Not only is ``djangobench`` Python 3 compatible, but can also be used to
compare Python 2 vs Python 3 code paths. To do this, you need to provide the
full paths to the corresponding Python executables in ``--control-python`` and
``--experiment-python``. The short version (assuming you have also the
``djangobench`` environment setup like above)::

    mkvirtualenv djangobench-py3 -p python3
    pip install -e git://github.com/django/djangobench.git#egg=djangobench
    cd django
    djangobench --vcs=none --control=. --experiment=. \
        --control-python=~/.virtualenvs/djangobench/bin/python \
        --experiment-python=~/.virtualenvs/djangobench-py3/bin/python \

Writing new benchmarks
----------------------

Benchmarks are very simple: they're a Django app, along with a settings
file, and an executable ``benchmarks.py`` that gets run by the harness. The
benchmark script needs to honor a simple contract:

* It's an executable Python script, run as ``__main__`` (e.g. ``python
  path/to/benchmark.py``). The subshell environment will have
  ``PYTHONPATH`` set up to point to the correct Django; it'll also have
  ``DJANGO_SETTINGS_MODULE`` set to ``<benchmark_dir>.settings``.
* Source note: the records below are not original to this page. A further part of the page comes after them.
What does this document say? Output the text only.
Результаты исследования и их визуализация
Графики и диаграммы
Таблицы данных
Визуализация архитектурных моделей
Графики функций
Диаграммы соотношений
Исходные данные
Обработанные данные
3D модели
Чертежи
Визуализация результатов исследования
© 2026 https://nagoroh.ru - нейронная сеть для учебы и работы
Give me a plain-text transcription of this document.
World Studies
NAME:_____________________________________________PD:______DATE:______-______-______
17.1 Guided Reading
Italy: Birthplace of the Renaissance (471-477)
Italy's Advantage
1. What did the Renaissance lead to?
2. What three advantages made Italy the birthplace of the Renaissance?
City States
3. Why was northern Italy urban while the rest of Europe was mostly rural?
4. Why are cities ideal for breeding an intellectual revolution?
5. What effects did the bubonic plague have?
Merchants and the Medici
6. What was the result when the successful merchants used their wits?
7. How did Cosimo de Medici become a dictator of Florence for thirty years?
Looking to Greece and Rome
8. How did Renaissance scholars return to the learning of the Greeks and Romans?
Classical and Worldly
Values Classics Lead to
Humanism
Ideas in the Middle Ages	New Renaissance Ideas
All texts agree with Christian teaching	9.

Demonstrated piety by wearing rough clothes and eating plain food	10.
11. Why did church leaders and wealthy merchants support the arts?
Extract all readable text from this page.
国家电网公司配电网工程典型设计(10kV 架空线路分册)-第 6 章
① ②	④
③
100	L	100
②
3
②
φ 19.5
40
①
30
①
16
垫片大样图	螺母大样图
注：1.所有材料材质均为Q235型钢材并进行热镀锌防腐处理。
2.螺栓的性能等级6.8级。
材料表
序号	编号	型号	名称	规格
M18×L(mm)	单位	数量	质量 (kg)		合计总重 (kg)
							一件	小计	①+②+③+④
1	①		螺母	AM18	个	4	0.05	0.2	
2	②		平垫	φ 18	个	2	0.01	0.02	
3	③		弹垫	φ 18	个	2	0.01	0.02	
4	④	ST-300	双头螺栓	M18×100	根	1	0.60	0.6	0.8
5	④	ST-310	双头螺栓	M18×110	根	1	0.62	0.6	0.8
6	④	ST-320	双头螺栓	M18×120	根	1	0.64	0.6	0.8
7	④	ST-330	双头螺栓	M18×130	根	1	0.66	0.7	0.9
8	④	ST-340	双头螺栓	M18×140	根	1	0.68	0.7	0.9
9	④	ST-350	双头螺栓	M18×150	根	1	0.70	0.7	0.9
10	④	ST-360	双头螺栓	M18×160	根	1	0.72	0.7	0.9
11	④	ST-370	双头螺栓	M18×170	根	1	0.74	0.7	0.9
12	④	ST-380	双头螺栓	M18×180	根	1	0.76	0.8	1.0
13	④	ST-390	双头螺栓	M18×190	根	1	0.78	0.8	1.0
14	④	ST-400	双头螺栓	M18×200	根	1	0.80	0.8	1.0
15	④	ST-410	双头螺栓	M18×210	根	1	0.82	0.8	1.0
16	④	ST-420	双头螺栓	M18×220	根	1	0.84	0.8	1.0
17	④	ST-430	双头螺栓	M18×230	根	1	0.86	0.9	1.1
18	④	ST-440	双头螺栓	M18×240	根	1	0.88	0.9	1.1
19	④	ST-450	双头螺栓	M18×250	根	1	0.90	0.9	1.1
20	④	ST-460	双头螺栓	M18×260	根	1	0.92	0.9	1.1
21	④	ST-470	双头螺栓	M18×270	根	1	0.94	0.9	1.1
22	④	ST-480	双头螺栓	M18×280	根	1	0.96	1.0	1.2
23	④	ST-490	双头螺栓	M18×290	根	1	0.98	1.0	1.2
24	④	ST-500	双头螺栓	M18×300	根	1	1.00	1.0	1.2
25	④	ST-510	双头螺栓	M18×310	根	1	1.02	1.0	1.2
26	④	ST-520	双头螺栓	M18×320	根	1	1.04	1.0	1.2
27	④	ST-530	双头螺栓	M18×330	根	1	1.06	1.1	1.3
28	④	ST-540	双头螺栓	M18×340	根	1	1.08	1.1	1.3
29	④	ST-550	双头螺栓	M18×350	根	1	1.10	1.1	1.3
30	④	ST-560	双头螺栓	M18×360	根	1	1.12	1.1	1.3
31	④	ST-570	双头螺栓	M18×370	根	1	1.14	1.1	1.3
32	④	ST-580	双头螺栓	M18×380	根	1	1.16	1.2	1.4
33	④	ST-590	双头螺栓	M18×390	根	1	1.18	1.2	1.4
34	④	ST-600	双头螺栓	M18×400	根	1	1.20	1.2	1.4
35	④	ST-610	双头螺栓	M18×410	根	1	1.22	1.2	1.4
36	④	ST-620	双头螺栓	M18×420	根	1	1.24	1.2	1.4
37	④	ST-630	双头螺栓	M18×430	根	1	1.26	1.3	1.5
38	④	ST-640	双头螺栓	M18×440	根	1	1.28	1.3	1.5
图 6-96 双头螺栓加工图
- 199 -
* The benchmark script needs to accept a ``--trials`` argument giving
  the number of trials to run.

* The output should be simple RFC 822-ish text -- a set of headers,
  followed by data points::

        Title: some benchmark
        Description: whatever the benchmark does

        1.002
        1.003
        ...

  The list of headers is TBD.

There's a couple of utility functions in ``djangobench.utils`` that assist
with honoring this contract; see those functions' docstrings for details.

The existing benchmarks should be pretty easy to read for inspiration. The
``query_delete`` benchmark is probably a good place to start.